There's a small, particular kind of dread that comes with pulling into an unfamiliar charging station in Germany. The stall is free, the cable reaches, the car starts drawing power — and you still have no idea what this is going to cost. One station is €0,39 per kWh. The next is €0,79. And the number that matters most — the ad-hoc price, the one you pay without an operator app or a monthly contract — is often the hardest one to find until the session is already running.
That gap between "I'm charging" and "I know what charging costs" is the thing we wanted to close. So we built a second app to do exactly one job: show you the live per-kWh price at every charging station in Germany, on a map, before you plug in. It's called Fernweh Charge, and this is the story of where its numbers come from — and why price transparency deserves its own app.
The prices were always public — they were just hard to see
Here's the part most drivers don't know: in Germany, charging-point operators are required to publish their prices.
European rules — the Alternative Fuels Infrastructure Regulation, or AFIR — require charging-point operators to publish their data, prices included, in a standard machine-readable form: DATEX II. In Germany that data lands on the Mobilithek, the federal open-data portal. It's published under a CC0 1.0 licence, which is about as open as data gets: anyone can use it, for anything, without asking.
So the prices exist. They're public. They're standardised. What was missing was a way to actually look at them the way a driver thinks — not as a pile of operator filings, but as pins on a map you can compare at a glance.
That's all Fernweh Charge does. It aggregates the open data from the Mobilithek and puts it on a map, so you can see what a station charges before you commit to it.
What you actually see
Open the app and you get Germany, covered in price pins — zoomed out, each federal state carries its average ad-hoc €/kWh, so you can read the lay of the land before you commit to anything.

Zoom in and the clusters break apart into individual stations, each pin wearing its price. Tap one and you get the detail that matters:
- the ad-hoc per-kWh price — the one you pay without any operator app or contract
- a per-connector breakdown, because a station's CCS2 stall and its Type 2 stall don't always cost the same (CHAdeMO too, where it exists)
- the maximum power each connector delivers
- the address and the number of charge points
- and, when an operator publishes them, contract-tier prices as well — the "with the EnBW app · €0,49/kWh" kind of number — so you can see what a plan would save you

When you've decided, Fernweh Charge hands you off to your usual navigation app to actually drive there.
Ad-hoc vs contract — and why the difference matters
Most of the price confusion in German charging comes down to one distinction: the ad-hoc price (plug in, tap to pay, no relationship with the operator) versus the contract price (you're on that operator's plan, or a roaming provider's). The ad-hoc price is almost always higher — it's the convenience tariff. For an occasional charge far from home, ad-hoc is exactly what you'll pay, and it's the number you most need to see in advance. Fernweh Charge leads with it, and shows the contract tier alongside when the operator publishes one, so the trade-off is visible rather than buried.

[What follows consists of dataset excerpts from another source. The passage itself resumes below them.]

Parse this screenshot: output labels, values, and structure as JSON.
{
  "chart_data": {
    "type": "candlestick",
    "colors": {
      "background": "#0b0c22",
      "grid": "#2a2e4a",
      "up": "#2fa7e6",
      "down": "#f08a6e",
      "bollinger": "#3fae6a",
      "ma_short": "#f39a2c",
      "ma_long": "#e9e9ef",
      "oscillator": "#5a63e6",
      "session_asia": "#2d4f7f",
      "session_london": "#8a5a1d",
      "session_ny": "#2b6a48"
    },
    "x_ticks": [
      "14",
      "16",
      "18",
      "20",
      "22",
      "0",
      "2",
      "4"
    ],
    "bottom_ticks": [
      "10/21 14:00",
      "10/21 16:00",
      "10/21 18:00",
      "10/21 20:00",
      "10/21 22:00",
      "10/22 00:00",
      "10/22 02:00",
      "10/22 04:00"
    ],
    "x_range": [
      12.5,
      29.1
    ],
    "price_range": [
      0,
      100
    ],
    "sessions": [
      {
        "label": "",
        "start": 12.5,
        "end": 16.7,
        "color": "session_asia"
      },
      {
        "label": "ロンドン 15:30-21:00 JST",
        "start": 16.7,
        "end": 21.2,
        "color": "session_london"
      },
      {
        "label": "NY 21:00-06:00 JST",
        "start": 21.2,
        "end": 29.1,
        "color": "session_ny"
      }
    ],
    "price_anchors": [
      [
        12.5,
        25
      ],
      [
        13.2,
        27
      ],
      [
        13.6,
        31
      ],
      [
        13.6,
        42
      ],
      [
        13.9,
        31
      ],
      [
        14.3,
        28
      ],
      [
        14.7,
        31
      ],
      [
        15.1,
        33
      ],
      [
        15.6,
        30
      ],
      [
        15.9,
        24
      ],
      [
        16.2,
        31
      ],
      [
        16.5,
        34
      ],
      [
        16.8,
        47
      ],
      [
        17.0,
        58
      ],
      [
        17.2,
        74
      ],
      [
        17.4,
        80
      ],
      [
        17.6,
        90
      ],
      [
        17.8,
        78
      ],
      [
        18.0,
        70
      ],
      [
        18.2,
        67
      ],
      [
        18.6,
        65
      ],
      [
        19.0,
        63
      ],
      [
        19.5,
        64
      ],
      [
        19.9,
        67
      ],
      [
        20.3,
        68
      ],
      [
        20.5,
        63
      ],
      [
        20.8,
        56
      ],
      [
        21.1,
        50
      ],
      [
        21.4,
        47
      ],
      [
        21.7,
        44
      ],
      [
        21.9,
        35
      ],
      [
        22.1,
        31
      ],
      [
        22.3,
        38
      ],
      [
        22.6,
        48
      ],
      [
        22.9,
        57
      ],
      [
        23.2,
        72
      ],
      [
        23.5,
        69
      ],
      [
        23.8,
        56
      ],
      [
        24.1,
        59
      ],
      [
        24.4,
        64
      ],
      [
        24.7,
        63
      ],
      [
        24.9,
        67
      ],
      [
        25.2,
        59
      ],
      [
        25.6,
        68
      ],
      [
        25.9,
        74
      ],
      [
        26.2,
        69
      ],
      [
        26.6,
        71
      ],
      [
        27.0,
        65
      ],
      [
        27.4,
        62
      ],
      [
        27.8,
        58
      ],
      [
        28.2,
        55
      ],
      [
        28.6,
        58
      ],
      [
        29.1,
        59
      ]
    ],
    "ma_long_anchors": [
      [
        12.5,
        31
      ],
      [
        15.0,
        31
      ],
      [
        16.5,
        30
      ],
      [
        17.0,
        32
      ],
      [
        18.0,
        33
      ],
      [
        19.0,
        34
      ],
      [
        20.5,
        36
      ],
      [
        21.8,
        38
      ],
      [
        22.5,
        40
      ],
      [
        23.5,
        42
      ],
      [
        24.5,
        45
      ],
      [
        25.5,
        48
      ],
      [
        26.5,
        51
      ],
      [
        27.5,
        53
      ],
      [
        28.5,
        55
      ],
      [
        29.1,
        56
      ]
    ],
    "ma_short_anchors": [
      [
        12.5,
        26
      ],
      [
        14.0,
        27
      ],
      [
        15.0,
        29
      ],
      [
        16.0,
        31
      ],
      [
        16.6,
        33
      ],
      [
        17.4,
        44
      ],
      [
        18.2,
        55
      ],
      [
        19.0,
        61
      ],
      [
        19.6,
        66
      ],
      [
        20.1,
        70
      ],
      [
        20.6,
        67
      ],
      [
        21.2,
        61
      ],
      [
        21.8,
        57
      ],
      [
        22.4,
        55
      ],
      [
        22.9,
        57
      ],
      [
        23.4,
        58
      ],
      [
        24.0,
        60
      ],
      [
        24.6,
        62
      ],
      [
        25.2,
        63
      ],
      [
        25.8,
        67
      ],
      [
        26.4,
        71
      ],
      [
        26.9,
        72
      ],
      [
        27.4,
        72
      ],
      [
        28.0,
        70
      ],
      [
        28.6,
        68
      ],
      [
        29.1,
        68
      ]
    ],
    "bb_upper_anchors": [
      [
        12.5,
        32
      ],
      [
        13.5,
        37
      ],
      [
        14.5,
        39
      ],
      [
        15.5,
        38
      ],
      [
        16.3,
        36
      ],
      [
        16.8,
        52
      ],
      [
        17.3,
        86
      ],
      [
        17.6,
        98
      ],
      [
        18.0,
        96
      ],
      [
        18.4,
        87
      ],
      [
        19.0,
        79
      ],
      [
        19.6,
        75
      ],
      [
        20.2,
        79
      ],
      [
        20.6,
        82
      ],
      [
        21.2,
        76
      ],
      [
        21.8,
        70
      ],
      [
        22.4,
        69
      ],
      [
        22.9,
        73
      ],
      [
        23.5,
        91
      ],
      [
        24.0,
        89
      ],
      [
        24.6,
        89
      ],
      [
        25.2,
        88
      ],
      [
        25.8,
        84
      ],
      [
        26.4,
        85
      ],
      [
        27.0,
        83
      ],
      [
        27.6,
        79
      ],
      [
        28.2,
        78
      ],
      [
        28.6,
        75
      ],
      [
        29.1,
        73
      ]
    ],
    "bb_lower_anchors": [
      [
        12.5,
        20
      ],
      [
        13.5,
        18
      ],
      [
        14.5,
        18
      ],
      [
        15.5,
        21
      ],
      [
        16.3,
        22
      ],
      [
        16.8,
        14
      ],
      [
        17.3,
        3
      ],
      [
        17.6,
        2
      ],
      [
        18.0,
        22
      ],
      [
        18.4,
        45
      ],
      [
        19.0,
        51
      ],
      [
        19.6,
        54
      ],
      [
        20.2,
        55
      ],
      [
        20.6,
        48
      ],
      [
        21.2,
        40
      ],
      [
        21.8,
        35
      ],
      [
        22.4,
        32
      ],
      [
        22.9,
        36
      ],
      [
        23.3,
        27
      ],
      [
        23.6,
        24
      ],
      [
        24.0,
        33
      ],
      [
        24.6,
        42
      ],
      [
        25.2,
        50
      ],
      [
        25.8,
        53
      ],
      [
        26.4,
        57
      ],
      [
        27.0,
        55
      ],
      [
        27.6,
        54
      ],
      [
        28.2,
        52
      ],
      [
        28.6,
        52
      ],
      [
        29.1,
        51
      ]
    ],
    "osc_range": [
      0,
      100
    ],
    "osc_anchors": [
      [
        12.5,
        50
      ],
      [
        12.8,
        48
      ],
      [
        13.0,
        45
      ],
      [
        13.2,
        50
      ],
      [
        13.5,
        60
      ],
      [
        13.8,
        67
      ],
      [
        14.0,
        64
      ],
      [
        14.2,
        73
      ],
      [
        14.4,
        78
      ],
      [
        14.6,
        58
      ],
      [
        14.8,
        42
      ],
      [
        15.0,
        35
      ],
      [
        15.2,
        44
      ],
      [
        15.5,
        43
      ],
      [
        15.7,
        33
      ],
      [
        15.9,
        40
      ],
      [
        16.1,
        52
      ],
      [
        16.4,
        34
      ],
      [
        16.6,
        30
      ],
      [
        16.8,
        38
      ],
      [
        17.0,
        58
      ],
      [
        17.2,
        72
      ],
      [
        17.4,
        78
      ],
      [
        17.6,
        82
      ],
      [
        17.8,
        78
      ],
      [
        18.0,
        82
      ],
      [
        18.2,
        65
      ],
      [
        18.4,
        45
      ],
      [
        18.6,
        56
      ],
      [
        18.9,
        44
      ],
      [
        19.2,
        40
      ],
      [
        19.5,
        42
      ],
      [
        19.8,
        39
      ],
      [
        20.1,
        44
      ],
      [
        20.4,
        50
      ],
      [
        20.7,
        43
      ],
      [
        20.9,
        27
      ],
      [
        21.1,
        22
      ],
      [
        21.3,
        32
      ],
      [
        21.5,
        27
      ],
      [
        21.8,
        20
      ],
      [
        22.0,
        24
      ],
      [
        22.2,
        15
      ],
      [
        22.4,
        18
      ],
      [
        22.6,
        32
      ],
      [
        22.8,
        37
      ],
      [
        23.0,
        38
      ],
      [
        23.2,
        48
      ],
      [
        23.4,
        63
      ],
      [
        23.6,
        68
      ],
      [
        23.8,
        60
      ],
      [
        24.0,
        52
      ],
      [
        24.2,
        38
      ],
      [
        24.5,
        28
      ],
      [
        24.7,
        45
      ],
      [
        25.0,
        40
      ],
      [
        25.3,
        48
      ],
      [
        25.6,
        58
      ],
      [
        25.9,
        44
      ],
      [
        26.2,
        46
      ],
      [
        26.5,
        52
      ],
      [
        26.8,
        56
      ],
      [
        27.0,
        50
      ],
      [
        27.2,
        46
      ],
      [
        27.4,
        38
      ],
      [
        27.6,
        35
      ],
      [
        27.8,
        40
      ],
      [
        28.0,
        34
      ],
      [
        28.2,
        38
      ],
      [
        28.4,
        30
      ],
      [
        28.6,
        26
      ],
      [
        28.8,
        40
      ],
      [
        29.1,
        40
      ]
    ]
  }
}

Filtering down to the charge you want
A map of every station is a lot of stations. So the filters are the point. You can narrow to:
- a minimum charging power (no point showing an 11 kW stall when you need 150)
- a maximum €/kWh price — set your ceiling, and everything above it disappears
- a connector type
- a specific operator, with an inline search inside the filter sheet, so you don't have to scroll a list
Set the filters once and the map becomes a shortlist: fast enough, cheap enough, the right plug.
Where the coverage stands
Fernweh Charge currently shows live prices for 17+ charging-point operators across Germany — including EnBW, Allego, Aral pulse, the chargecloud-operated networks (EWE Go, Maingau Energie, ESWE, NewMotion / Shell Recharge, Vattenfall, and others), Ionity, Compleo, eRound, LichtBlick, Wirelane, and Tesla. Every operator that publishes ad-hoc prices to the Mobilithek shows up. Prices refresh daily, and there's a refresh button in the About sheet if you want to pull the latest data on demand.
No account, because there's nothing to log in to
This is a free app that asks nothing of you. No account, no sign-in, no analytics, no tracking. Your location is used only to centre the map on where you are — nothing leaves your device. The open-data attribution (the Bundesanstalt für Straßenwesen and the Mobilithek) is surfaced right in the app, because the whole thing is built on public data and we'd rather say so plainly.
A sibling to the road-trip planner
If you found your way here from the Fernweh blog, you already know our other app — Fernweh, the road-trip planner that maps multi-stop trips with charging in mind. Fernweh Charge came out of the same place: the conviction that the boring, logistical parts of driving electric — the cost, the timing, the where-do-I-stop — deserve tools that are honest and quiet about it.
Plan the trip in Fernweh. Check the price in Fernweh Charge. Then go drive.